A Uber Portugal anunciou esta sexta-feira que vai pedir ao Governo que garanta "a segurança de utilizadores, motoristas e público em geral", respeitando "o direito de qualquer grupo de se manifestar" mas lamentando "atos de violência".

© Anindito Mukherjee / Reuters

"Respeitamos o direito que qualquer grupo tem de se manifestar, mas de forma pacífica e com respeito pela segurança pública. Lamentamos atos de violência como aqueles a que assistimos hoje nas ruas do Porto, e pedimos ao Governo e às autoridades que ajam para garantir a segurança de utilizadores, motoristas e do público em geral", lê-se em comunicado remetido à agência Lusa.

O protesto de hoje dos taxistas contra a empresa de transporte privado Uber originou, no Porto, vários incidentes que levaram a participações policiais devido a agressões e danos em viaturas, disse à Lusa fonte da PSP do Porto.

Várias fontes, entre as quais policiais, bem como condutores e passageiros, descreveram ao longo da tarde incidentes entre taxistas e motoristas da Uber em zonas do Porto como Campanhã e Batalha.

"Sabemos que o setor do táxi tem enfrentado vários desafios ao longo dos anos. Em parte, isto acontece porque lei que governa o setor é desatualizada e desadequada às necessidades de mobilidade das pessoas nos dias de hoje", refere a Uber Portugal.

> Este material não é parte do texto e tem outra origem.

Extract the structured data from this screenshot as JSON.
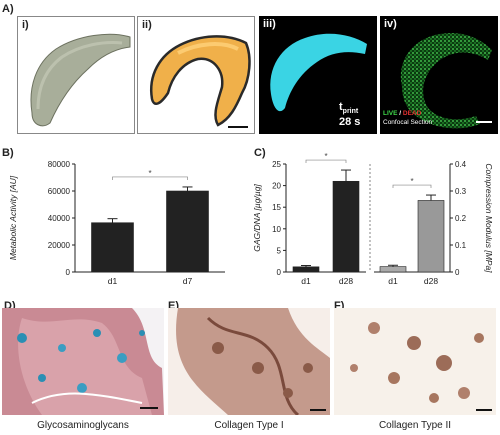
{
  "panel_a": {
    "label": "A)",
    "sub_labels": [
      "i)",
      "ii)",
      "iii)",
      "iv)"
    ],
    "t_print": "t",
    "t_print_sub": "print",
    "t_value": "28 s",
    "live": "LIVE",
    "slash": " / ",
    "dead": "DEAD",
    "confocal": "Confocal Section"
  },
  "panel_b": {
    "label": "B)"
  },
  "panel_c": {
    "label": "C)"
  },
  "panel_d": {
    "label": "D)",
    "caption": "Glycosaminoglycans"
  },
  "panel_e": {
    "label": "E)",
    "caption": "Collagen Type I"
  },
  "panel_f": {
    "label": "F)",
    "caption": "Collagen Type II"
  },
  "chart_data": [
    {
      "type": "bar",
      "ylabel": "Metabolic Activity [AU]",
      "categories": [
        "d1",
        "d7"
      ],
      "values": [
        36500,
        60000
      ],
      "errors": [
        3000,
        3000
      ],
      "ylim": [
        0,
        80000
      ],
      "yticks": [
        "0",
        "20000",
        "40000",
        "60000",
        "80000"
      ],
      "significance": "*",
      "colors": [
        "#222222",
        "#222222"
      ]
    },
    {
      "type": "bar",
      "ylabel": "GAG/DNA [µg/µg]",
      "categories": [
        "d1",
        "d28"
      ],
      "values": [
        1.2,
        21
      ],
      "errors": [
        0.3,
        2.6
      ],
      "ylim": [
        0,
        25
      ],
      "yticks": [
        "0",
        "5",
        "10",
        "15",
        "20",
        "25"
      ],
      "significance": "*",
      "colors": [
        "#222222",
        "#222222"
      ]
    },
    {
      "type": "bar",
      "ylabel": "Compression Modulus [MPa]",
      "categories": [
        "d1",
        "d28"
      ],
      "values": [
        0.02,
        0.265
      ],
      "errors": [
        0.005,
        0.02
      ],
      "ylim": [
        0,
        0.4
      ],
      "yticks": [
        "0",
        "0.1",
        "0.2",
        "0.3",
        "0.4"
      ],
      "significance": "*",
      "colors": [
        "#aaaaaa",
        "#999999"
      ]
    }
  ]
}
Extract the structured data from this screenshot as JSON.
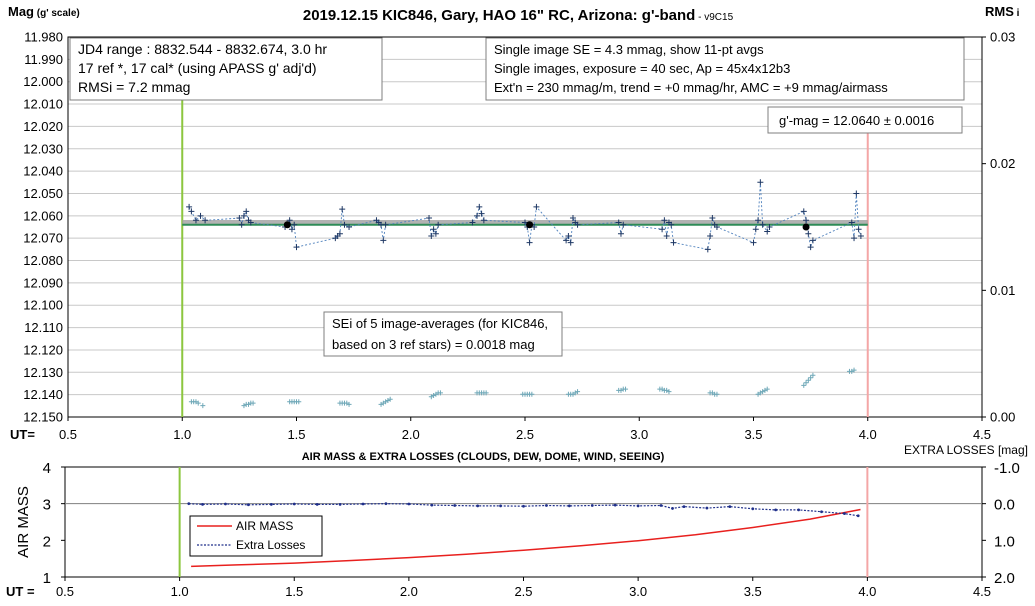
{
  "chart_data": [
    {
      "type": "line",
      "title": "2019.12.15 KIC846, Gary, HAO 16\" RC, Arizona: g'-band",
      "version": "- v9C15",
      "ylabel_main": "Mag",
      "ylabel_suffix": "(g' scale)",
      "y2label_main": "RMS",
      "y2label_suffix": "i",
      "xlabel": "UT=",
      "xlim": [
        0.5,
        4.5
      ],
      "xticks": [
        "0.5",
        "1.0",
        "1.5",
        "2.0",
        "2.5",
        "3.0",
        "3.5",
        "4.0",
        "4.5"
      ],
      "ylim": [
        11.98,
        12.15
      ],
      "y_reversed": true,
      "yticks": [
        "11.980",
        "11.990",
        "12.000",
        "12.010",
        "12.020",
        "12.030",
        "12.040",
        "12.050",
        "12.060",
        "12.070",
        "12.080",
        "12.090",
        "12.100",
        "12.110",
        "12.120",
        "12.130",
        "12.140",
        "12.150"
      ],
      "y2lim": [
        0.0,
        0.03
      ],
      "y2ticks": [
        "0.03",
        "0.02",
        "0.01",
        "0.00"
      ],
      "grid": "horizontal",
      "start_line_ut": 1.0,
      "end_line_ut": 4.0,
      "start_line_color": "#8cc63f",
      "end_line_color": "#f4a6a6",
      "mean_mag": 12.064,
      "annotations": {
        "box1": [
          "JD4 range : 8832.544 - 8832.674,  3.0  hr",
          "17 ref *, 17 cal* (using APASS g' adj'd)",
          "RMSi = 7.2 mmag"
        ],
        "box2": [
          "Single image SE = 4.3 mmag, show  11-pt avgs",
          "Single images, exposure = 40 sec, Ap = 45x4x12b3",
          "Ext'n = 230 mmag/m, trend =  +0 mmag/hr, AMC = +9 mmag/airmass"
        ],
        "box3": "g'-mag = 12.0640 ± 0.0016",
        "box4": [
          "SEi of 5 image-averages (for KIC846,",
          "based on 3 ref stars) = 0.0018 mag"
        ]
      },
      "series": [
        {
          "color": "#4f81bd",
          "marker": "+",
          "x": [
            1.03,
            1.04,
            1.06,
            1.08,
            1.1,
            1.25,
            1.26,
            1.27,
            1.28,
            1.29,
            1.3,
            1.45,
            1.47,
            1.48,
            1.49,
            1.5,
            1.67,
            1.68,
            1.69,
            1.7,
            1.71,
            1.73,
            1.85,
            1.86,
            1.87,
            1.88,
            1.89,
            2.08,
            2.09,
            2.1,
            2.11,
            2.12,
            2.27,
            2.29,
            2.3,
            2.31,
            2.32,
            2.5,
            2.51,
            2.52,
            2.53,
            2.54,
            2.55,
            2.68,
            2.69,
            2.7,
            2.71,
            2.72,
            2.73,
            2.91,
            2.92,
            2.93,
            3.1,
            3.11,
            3.12,
            3.13,
            3.14,
            3.15,
            3.3,
            3.31,
            3.32,
            3.33,
            3.34,
            3.5,
            3.51,
            3.52,
            3.53,
            3.54,
            3.56,
            3.57,
            3.72,
            3.73,
            3.74,
            3.75,
            3.76,
            3.93,
            3.94,
            3.95,
            3.96,
            3.97
          ],
          "values": [
            12.056,
            12.058,
            12.062,
            12.06,
            12.062,
            12.061,
            12.064,
            12.06,
            12.058,
            12.062,
            12.063,
            12.065,
            12.062,
            12.066,
            12.064,
            12.074,
            12.07,
            12.069,
            12.068,
            12.057,
            12.064,
            12.065,
            12.062,
            12.063,
            12.064,
            12.071,
            12.064,
            12.061,
            12.069,
            12.066,
            12.068,
            12.064,
            12.063,
            12.06,
            12.056,
            12.059,
            12.062,
            12.063,
            12.065,
            12.072,
            12.064,
            12.065,
            12.056,
            12.071,
            12.069,
            12.072,
            12.061,
            12.063,
            12.064,
            12.063,
            12.068,
            12.064,
            12.066,
            12.062,
            12.069,
            12.063,
            12.064,
            12.072,
            12.075,
            12.069,
            12.061,
            12.064,
            12.065,
            12.072,
            12.066,
            12.062,
            12.045,
            12.064,
            12.067,
            12.065,
            12.058,
            12.062,
            12.068,
            12.074,
            12.071,
            12.063,
            12.07,
            12.05,
            12.066,
            12.069
          ]
        },
        {
          "color": "#000000",
          "marker": "dot",
          "x": [
            1.46,
            2.52,
            3.73
          ],
          "values": [
            12.064,
            12.064,
            12.065
          ]
        },
        {
          "color": "#6fa8b8",
          "marker": "+",
          "axis": "y2",
          "x": [
            1.04,
            1.05,
            1.06,
            1.07,
            1.09,
            1.27,
            1.28,
            1.29,
            1.3,
            1.31,
            1.47,
            1.48,
            1.49,
            1.5,
            1.51,
            1.69,
            1.7,
            1.71,
            1.72,
            1.73,
            1.87,
            1.88,
            1.89,
            1.9,
            1.91,
            2.09,
            2.1,
            2.11,
            2.12,
            2.13,
            2.29,
            2.3,
            2.31,
            2.32,
            2.33,
            2.49,
            2.5,
            2.51,
            2.52,
            2.53,
            2.69,
            2.7,
            2.71,
            2.72,
            2.73,
            2.91,
            2.92,
            2.93,
            2.94,
            3.09,
            3.1,
            3.11,
            3.12,
            3.13,
            3.31,
            3.32,
            3.33,
            3.34,
            3.52,
            3.53,
            3.54,
            3.55,
            3.56,
            3.72,
            3.73,
            3.74,
            3.75,
            3.76,
            3.92,
            3.93,
            3.94
          ],
          "values": [
            0.0012,
            0.0012,
            0.0012,
            0.0011,
            0.0009,
            0.0009,
            0.001,
            0.001,
            0.0011,
            0.0011,
            0.0012,
            0.0012,
            0.0012,
            0.0012,
            0.0012,
            0.0011,
            0.0011,
            0.0011,
            0.0011,
            0.001,
            0.001,
            0.0011,
            0.0012,
            0.0013,
            0.0014,
            0.0016,
            0.0017,
            0.0018,
            0.0019,
            0.0019,
            0.0019,
            0.0019,
            0.0019,
            0.0019,
            0.0019,
            0.0018,
            0.0018,
            0.0018,
            0.0018,
            0.0018,
            0.0018,
            0.0018,
            0.0018,
            0.0019,
            0.002,
            0.0021,
            0.0021,
            0.0022,
            0.0022,
            0.0022,
            0.0022,
            0.0021,
            0.0021,
            0.002,
            0.0019,
            0.0019,
            0.0018,
            0.0018,
            0.0018,
            0.0019,
            0.002,
            0.0021,
            0.0022,
            0.0025,
            0.0027,
            0.0029,
            0.0031,
            0.0033,
            0.0036,
            0.0036,
            0.0037
          ]
        },
        {
          "color": "#a0a0a0",
          "role": "reference-band",
          "x": [
            1.0,
            4.0
          ],
          "values": [
            12.063,
            12.063
          ]
        },
        {
          "color": "#2e8b57",
          "role": "mean-line",
          "x": [
            1.0,
            4.0
          ],
          "values": [
            12.064,
            12.064
          ]
        }
      ]
    },
    {
      "type": "line",
      "title": "AIR MASS & EXTRA LOSSES (CLOUDS, DEW, DOME, WIND, SEEING)",
      "ylabel": "AIR MASS",
      "y2label": "EXTRA LOSSES [mag]",
      "xlabel": "UT =",
      "xlim": [
        0.5,
        4.5
      ],
      "xticks": [
        "0.5",
        "1.0",
        "1.5",
        "2.0",
        "2.5",
        "3.0",
        "3.5",
        "4.0",
        "4.5"
      ],
      "ylim": [
        1,
        4
      ],
      "yticks": [
        "1",
        "2",
        "3",
        "4"
      ],
      "y2lim": [
        -1.0,
        2.0
      ],
      "y2_reversed": true,
      "y2ticks": [
        "-1.0",
        "0.0",
        "1.0",
        "2.0"
      ],
      "legend_position": "bottom-left",
      "start_line_ut": 1.0,
      "end_line_ut": 4.0,
      "series": [
        {
          "name": "AIR MASS",
          "color": "#e8201e",
          "style": "solid",
          "x": [
            1.05,
            1.25,
            1.5,
            1.75,
            2.0,
            2.25,
            2.5,
            2.75,
            3.0,
            3.25,
            3.5,
            3.75,
            3.97
          ],
          "values": [
            1.29,
            1.33,
            1.38,
            1.45,
            1.53,
            1.62,
            1.73,
            1.85,
            1.99,
            2.15,
            2.35,
            2.58,
            2.84
          ]
        },
        {
          "name": "Extra Losses",
          "color": "#1f2f8a",
          "style": "dotted",
          "x": [
            1.04,
            1.1,
            1.2,
            1.3,
            1.4,
            1.5,
            1.6,
            1.7,
            1.8,
            1.9,
            2.0,
            2.1,
            2.2,
            2.3,
            2.4,
            2.5,
            2.6,
            2.7,
            2.8,
            2.9,
            3.0,
            3.1,
            3.15,
            3.2,
            3.3,
            3.4,
            3.5,
            3.6,
            3.7,
            3.8,
            3.9,
            3.96
          ],
          "values": [
            0.0,
            0.02,
            0.01,
            0.03,
            0.02,
            0.01,
            0.02,
            0.02,
            0.01,
            0.0,
            0.01,
            0.04,
            0.05,
            0.06,
            0.06,
            0.07,
            0.05,
            0.06,
            0.05,
            0.04,
            0.06,
            0.05,
            0.13,
            0.08,
            0.12,
            0.08,
            0.14,
            0.17,
            0.17,
            0.22,
            0.27,
            0.33
          ]
        }
      ]
    }
  ]
}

Na nota da empresa considera "importante garantir que os táxis beneficiam com o crescimento da procura por soluções de mobilidade 'on-demand' e que têm ao seu dispor as tecnologias necessárias".

"Nesse sentido, saudamos a abertura do Governo a novas formas de mobilidade", lê-se no comunicado.

A Uber Portugal diz estar disponível para "participar num diálogo construtivo" e "com todas as partes" com vista à "criação de um quadro regulatório moderno que vá de encontro às necessidades dos consumidores, e que permita que todos os operadores, incluindo os táxis, possam beneficiar com o uso da tecnologia."

A empresa diz ser seu objetivo "dar resposta à crescente procura por soluções de mobilidade on-demand, ligando as pessoas a operadores de mobilidade licenciados de acordo com as leis em vigor".

"Este tipo de parceiros, aliás, já operava no país antes da nossa chegada", reforça a Uber Portugal.

O dia ficou hoje marcado pelos protestos de taxistas contra a empresa de serviço de transporte privado Uber com ações que decorreram em Lisboa, Porto e Faro.

Esta iniciativa é o culminar de uma semana de luta para pressionar o Governo a suspender a atividade da Uber.

O serviço de transporte Uber permite chamar um carro descaracterizado com motorista privado através de uma plataforma informática, que existe em mais de 300 cidades de cerca de 60 países.